The Lion and the Thorn
A Lion roaming through the forest, got a thorn in his foot, and, meeting a Shepherd, asked him to remove it. The Shepherd did so, and the Lion, having just surfeited himself on another shepherd, went away without harming him. Some time afterward the Shepherd was condemned on a false accusation to be cast to the lions in the amphitheatre. When they were about to devour him, one of them said:
“This is the man who removed the thorn from my foot.”
Hearing this, the others honourably abstained, and the claimant ate the Shepherd all himself.
The Fawn and the Buck
A Fawn said to its father: “You are larger, stronger, and more active than a dog, and you have sharp horns. Why do you run away when you hear one barking?”
“Because, my child,” replied the Buck, “my temper is so uncertain that if I permit one of those noisy creatures to come into my presence I am likely to forget myself and do him an injury.”
The Kite, the Pigeons, and the Hawk
Some Pigeons exposed to the attacks of a Kite asked a Hawk to defend them.
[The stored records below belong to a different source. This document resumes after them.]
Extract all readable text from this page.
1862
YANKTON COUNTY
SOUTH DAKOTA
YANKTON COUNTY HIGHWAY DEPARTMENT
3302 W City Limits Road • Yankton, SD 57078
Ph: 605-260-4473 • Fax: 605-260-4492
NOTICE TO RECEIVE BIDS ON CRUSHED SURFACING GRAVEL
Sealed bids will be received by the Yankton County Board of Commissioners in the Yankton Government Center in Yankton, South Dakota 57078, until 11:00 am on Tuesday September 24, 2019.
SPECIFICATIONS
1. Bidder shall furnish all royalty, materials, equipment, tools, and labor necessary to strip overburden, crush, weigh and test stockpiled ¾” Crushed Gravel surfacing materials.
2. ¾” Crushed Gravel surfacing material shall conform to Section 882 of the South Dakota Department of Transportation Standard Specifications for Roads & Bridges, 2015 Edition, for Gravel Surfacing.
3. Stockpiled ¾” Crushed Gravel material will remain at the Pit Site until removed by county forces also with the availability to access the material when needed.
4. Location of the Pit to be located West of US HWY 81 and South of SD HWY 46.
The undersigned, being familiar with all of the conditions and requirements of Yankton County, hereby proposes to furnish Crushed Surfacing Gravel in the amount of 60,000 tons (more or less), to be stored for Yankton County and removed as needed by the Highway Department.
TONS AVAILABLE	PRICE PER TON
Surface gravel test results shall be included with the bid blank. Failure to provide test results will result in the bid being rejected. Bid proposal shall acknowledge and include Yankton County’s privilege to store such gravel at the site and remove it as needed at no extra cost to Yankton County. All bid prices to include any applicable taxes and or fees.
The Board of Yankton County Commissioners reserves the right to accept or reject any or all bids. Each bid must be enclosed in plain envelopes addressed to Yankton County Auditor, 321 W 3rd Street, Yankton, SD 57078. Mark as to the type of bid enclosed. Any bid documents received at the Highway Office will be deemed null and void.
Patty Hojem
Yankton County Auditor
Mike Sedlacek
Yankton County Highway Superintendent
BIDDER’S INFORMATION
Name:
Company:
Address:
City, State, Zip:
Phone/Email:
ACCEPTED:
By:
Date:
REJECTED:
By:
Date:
He consented, and being admitted into the cote waited for the Kite, whom he fell upon and devoured. When he was so surfeited that he could scarcely move, the grateful Pigeons scratched out his eyes.
The Wolf and the Babe
A Famishing Wolf, passing the door of a cottage in the forest, heard a Mother say to her babe:
“Be quiet, or I will throw you out of the window, and the wolves will get you.”
So he waited all day below the window, growing more hungry all the time. But at night the Old Man, having returned from the village club, threw out both Mother and Child.
The Wolf and the Ostrich
A Wolf, who in devouring a man had choked himself with a bunch of keys, asked an ostrich to put her head down his throat and pull them out, which she did.
“I suppose,” said the Wolf, “you expect payment for that service.”